Ein Mädchenschicksal aus Simbabwe

So wie die Heldin in ihrem Roman „Aufbrechen“ beschritt Tsitsi Dangarembga neue Wege in Simbabwe – als Schriftstellerin, Freiheitsaktivistin und Feministin. Von den Machthabern in ihrer Heimat verfolgt, wird die 64-Jährige in Deutschland geschätzt und geehrt. Dieser Beitrag ist der achte unseres diesjährigen Kultur-Spezialprogramms mit Rezensionen künstlerischer Werke mit entwicklungspolitischer Relevanz.
Tsitsi Dangarembga im September 2022 vor Gericht in Harare. picture-alliance/REUTERS/Philimon Bulawayo Tsitsi Dangarembga im September 2022 vor Gericht in Harare.

Tsitsi Dangarembga ist eine mutige Frau. Sie lässt sich nicht vom immer repressiveren Auftreten des Regimes in Simbabwe einschüchtern. Für ihr Recht auf Meinungsfreiheit ging sie sogar ins Gefängnis – nach einer eigentlich harmlosen Aktion.

Sie hatte im Juli 2020 zusammen mit der Journalistin Julie Barnes in der Hauptstadt Harare ein Schild mit der Aufschrift „We want better. Reform our institutions“ hochgehalten. Daraufhin wurde sie verhaftet, wegen öffentlicher Anstiftung zu Gewalt angeklagt und Ende September 2022 mit Barnes zu einem halben Jahr Haft auf Bewährung und einer Geldstrafe verurteilt. Der internationale Aufschrei war groß. Das von zahlreichen Fehlern und Verzögerungen geprägte Verfahren wurde als „Schauprozess“ beschrieben.
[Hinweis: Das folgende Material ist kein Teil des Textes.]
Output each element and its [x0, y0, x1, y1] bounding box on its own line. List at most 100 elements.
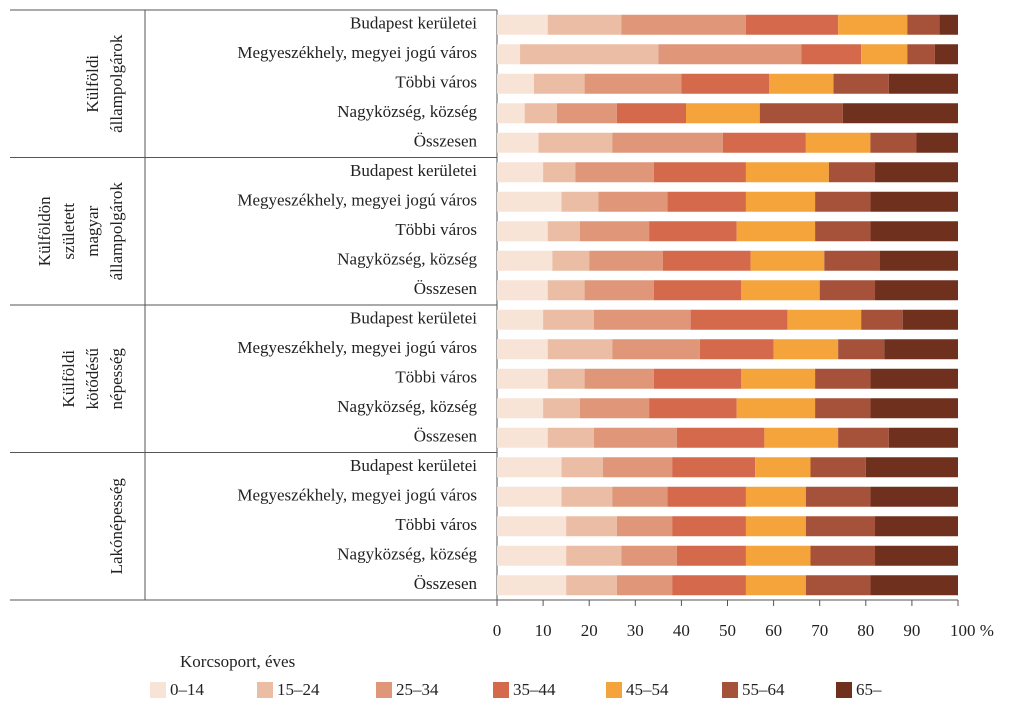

Immerhin konnten die beiden Frauen in zweiter Instanz Anfang Mai 2023 einen Freispruch vor dem Obersten Gerichtshof erwirken.
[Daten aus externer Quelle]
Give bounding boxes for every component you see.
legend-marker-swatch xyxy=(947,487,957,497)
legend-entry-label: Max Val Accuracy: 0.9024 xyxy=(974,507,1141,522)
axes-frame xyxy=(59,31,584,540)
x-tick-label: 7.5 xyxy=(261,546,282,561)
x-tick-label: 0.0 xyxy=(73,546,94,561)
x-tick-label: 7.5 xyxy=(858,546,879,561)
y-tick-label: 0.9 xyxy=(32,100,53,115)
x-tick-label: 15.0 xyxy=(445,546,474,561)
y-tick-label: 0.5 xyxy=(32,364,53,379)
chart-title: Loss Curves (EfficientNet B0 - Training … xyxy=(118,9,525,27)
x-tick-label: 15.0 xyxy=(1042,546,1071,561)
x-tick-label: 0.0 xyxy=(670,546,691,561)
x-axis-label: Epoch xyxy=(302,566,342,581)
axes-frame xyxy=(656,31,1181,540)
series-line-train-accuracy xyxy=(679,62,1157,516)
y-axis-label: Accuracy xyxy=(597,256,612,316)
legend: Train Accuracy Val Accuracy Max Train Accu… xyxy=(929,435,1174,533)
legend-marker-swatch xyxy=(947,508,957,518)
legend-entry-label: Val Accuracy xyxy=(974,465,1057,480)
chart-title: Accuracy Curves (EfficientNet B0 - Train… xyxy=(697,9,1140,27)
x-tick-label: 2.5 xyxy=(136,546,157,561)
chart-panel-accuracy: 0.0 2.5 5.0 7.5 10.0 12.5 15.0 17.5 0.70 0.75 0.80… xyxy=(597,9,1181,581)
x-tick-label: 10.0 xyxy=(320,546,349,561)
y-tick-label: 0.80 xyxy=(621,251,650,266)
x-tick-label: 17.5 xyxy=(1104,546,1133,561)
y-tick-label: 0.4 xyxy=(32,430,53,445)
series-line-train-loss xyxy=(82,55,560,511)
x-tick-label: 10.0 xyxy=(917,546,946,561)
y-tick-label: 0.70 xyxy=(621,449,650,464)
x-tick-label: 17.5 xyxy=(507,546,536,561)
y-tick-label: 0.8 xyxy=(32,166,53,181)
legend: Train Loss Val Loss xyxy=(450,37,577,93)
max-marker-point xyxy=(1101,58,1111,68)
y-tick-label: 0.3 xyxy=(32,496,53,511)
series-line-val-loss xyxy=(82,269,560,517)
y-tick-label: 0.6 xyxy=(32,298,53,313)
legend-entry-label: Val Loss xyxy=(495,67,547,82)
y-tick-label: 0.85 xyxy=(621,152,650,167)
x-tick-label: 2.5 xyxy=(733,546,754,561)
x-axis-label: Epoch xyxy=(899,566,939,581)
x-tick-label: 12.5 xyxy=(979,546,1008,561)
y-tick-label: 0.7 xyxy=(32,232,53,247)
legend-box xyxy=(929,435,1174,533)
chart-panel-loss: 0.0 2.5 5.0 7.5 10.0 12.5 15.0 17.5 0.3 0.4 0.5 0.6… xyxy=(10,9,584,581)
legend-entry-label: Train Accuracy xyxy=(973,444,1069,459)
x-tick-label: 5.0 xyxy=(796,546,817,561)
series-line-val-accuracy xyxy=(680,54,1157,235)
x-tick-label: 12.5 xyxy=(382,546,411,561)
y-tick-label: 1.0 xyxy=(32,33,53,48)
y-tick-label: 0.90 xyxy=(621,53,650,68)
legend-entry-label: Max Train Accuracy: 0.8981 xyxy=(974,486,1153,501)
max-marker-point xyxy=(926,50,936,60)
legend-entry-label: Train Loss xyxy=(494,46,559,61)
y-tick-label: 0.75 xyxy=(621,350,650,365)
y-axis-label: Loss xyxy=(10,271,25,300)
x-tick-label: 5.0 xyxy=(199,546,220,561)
Dass die Autorin ihren eigenen Kopf hat und sich nicht mit der ihr zugewiesenen Rolle als untergeordnete Frau abfinden wollte, spiegelt sich auch in ihrem Werk. Sie ist die erste Schriftstellerin Simbabwes, die einen Roman geschrieben hat. Besonders beachtenswert ist die Trilogie um die heranwachsende Tambudzai, genannt Tambu, die autobiografische Züge hat. Dafür erhielt Dangarembga 2021 den Friedenspreis des Deutschen Buchhandels und wurde einer breiteren Öffentlichkeit bekannt.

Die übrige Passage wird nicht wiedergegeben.